Challenging the Status Quo

Megan Kimberling is a Plus Model and all-around badass. There are no words that can amount to how she excels at being unapologetically herself. We met her randomly in Venice Beach one day while she was doing a shoot. At the point in time, the project was still just an idea and it’s a bit of a full-circle moment seeing her be a part of it as well as support it so much. Here’s part of her story about how she’s come to be comfortable in her own, flawless, skin.


The first thing I wanted to be growing up was a rodeo queen and I always knew that if I wanted to be that, I had to be skinny. It came from my community saying that if I wanted to be the pretty person, I had to be skinny.

Skinny was pretty. Thin was pretty and I was always told that I did this or that, that I’d be prettier

I was always made to feel that I could be prettier

I spent a lot of years internalizing those comments about my weight and what I looked like.


Nothing in my life had changed because of what I weigh.

It was the moment where I thought, ‘Oh, obviously my weight does not dictate my life.’

People spend a lot of time just fighting for the ability to be themselves.

You have two pieces of society; one piece telling children you need to be yourself. You are talented and you need to embrace your individuality. But on the flip side, it is also telling you that you need to adhere to certain standards and do things by the book.

So, for people to actually find a place in life where they can actually be themselves and be an individual, is really important.

Check out more of Megan on her website here and her Instagram page here


Black Girl Magic

If we had to capture our time with SaQuoira into one word, we’d choose “powerful.” SaQuoira gave us a wonderful insight of the effects of colorism in society and how she feels so empowered now for being a strong black woman. We love you, adore you and are inspired by you.


Growing up, I remember this, I would pick dandelions from my backyard and wish on them that I would get green eyes, dirty blonde hair and tan skin. That’s all I saw, that’s what I identified as beautiful. I felt that being lighter would be more beautiful…

You never saw empowered black women on TV. They always had a lot of attitude, they were either dirty, poor or uneducated. No one in TV, movies or magazines wanted the black woman.


We’ve come a a long way with representation and we still have far to go.

But people are being recognized and we’re really getting to a point where we’re not made to feel ashamed for the color of our skin.

I love being dark because I see people like Lupita Nyong’o who are just absolutely gorgeous. It makes me love myself for who I am. I feel so empowered when I look at myself – I’m strong, educated, a mother.

Breaking up with labels

Thank you to our new friend Christian, who saw the project on Instagram and wanted to be a part of it. It feels amazing to know out project is reaching people and we were so honored to tell just a little bit of your story! Remember how worthy and amazing you are!
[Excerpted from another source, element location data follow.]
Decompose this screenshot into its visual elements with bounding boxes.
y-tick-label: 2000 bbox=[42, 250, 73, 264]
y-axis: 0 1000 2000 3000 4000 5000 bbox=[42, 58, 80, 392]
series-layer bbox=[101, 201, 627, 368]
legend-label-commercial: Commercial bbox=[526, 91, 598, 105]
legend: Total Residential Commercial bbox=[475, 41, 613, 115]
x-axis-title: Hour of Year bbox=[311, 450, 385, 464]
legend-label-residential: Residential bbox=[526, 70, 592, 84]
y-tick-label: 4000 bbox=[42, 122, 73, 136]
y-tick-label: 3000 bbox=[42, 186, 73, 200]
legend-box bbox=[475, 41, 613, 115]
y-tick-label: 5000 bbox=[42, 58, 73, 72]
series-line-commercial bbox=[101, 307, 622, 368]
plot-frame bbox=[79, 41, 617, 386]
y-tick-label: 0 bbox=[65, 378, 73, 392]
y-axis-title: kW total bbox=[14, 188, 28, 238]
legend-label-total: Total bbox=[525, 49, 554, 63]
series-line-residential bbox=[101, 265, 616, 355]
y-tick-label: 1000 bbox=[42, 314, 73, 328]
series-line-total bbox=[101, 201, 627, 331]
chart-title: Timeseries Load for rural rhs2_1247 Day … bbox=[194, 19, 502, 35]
The intersection of machismo, masculinity and sexuality is a bunch of different factors at once. You’re trying to be yourself in a world that tells that you can’t because you’re living up to some standard…

I hate being labeled because it divides us so much. I think it’s ridiculous, these boxes and categories should not define us.


Can I just live in the body and the skin that I have? I categorize myself. I categorize as myself, as a human being.

I’ve overcome a lot of adversity just to be myself and I think that’s brave. I’m brave.

“Taking ownership of myself…”

Our shoot with Chelsea radiated so much love. Chelsea is truly an inspiration in owning one’s womanhood and sexuality. She’s all about breaking stereotypes and staying true to who you are. Thank you for giving us a little perspective from the Latinx community!


… My beauty and my self worth is only defined by my being hyper-sexualized because I’m a latina woman…

That my being “curvy” and being voluptuous somehow dictates my worth and place in society.


I am a multi-dimensional being. I am a creative mind. I am a survivor of domestic violence. I am a voice of body positivity.

My ethnicity does not get defined by unreleastic standards perpetuated by society. This is me taking ownership of myself.